Sometimes, details found in the public record are enough when examined by an experienced investigator. The anonymous posting by a former employee may not seem like much more than a disgruntled complaint, but when looked at next to a recent exodus of long-time employees from the company, it could point to systemic, company-wide issues. But much like it happened in the case of Theranos, public records do not always tell the whole story. Sometimes they reveal only hints of the story. Sometimes they may miss the real story altogether.
Often, the only chance to uncover the real story before a fraud comes to light is by asking the right questions of the right people. And that is no easy thing to do.

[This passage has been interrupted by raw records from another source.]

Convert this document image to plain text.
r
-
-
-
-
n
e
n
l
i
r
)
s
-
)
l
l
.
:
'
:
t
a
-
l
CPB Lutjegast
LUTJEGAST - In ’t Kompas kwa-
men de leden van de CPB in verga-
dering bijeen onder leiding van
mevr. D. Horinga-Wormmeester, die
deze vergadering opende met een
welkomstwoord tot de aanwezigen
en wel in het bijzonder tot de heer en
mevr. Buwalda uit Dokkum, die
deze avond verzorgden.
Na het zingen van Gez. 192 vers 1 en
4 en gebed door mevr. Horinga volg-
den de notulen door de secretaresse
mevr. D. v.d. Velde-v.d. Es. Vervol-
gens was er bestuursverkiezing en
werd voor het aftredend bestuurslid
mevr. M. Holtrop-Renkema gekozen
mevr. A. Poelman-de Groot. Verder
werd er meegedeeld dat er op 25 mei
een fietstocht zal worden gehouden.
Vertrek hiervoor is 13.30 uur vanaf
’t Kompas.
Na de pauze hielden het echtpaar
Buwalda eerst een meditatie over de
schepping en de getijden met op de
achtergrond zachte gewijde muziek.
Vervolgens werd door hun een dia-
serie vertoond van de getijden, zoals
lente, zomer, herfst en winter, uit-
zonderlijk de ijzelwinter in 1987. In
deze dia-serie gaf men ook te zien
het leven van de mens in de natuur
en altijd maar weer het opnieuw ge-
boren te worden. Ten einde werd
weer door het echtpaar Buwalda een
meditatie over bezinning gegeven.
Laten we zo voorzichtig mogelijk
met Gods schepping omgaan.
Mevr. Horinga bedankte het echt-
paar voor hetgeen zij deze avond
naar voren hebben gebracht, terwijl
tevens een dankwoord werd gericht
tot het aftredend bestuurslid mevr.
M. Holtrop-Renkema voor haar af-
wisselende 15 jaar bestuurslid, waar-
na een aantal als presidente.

To know what questions are the right questions, investigators need to think deeply and creatively about the types of risks that may be hidden inside the business, the linchpins of the investment thesis investors are depending on. Necessary to this process are resources with deep experience investigating a diverse range of frauds, working with regulatory and enforcement bodies, and building and rehabilitating compliance programs in similar companies and industries.
And to have success finding and connecting with the right people, investigators need a broad range of skills—the ability to identify former employees and customers and business partners and adversaries who would be in a position to know when things were going badly, the relationship-mapping techniques built from tracing complex corporate structures and social networks, and the rapport-building experience that comes from decades of cultivating relationships with sources, conducting investigative interviews, and eliciting information.
The right team, and the right combination of industry, regulatory, and fraud experience, lay the groundwork needed to find the objective observers and the would-be whistleblowers, and to ask the questions that connect the seemingly disparate data points that can tell the story of a fraud.
At the end of the process, after asking all the questions and receiving all the answers, no news may be good news. Middle-of-the-road news may be manageable. Bad news may require the investor to walk away. But one thing is clear: the only wrong answer is not asking the questions in the first place.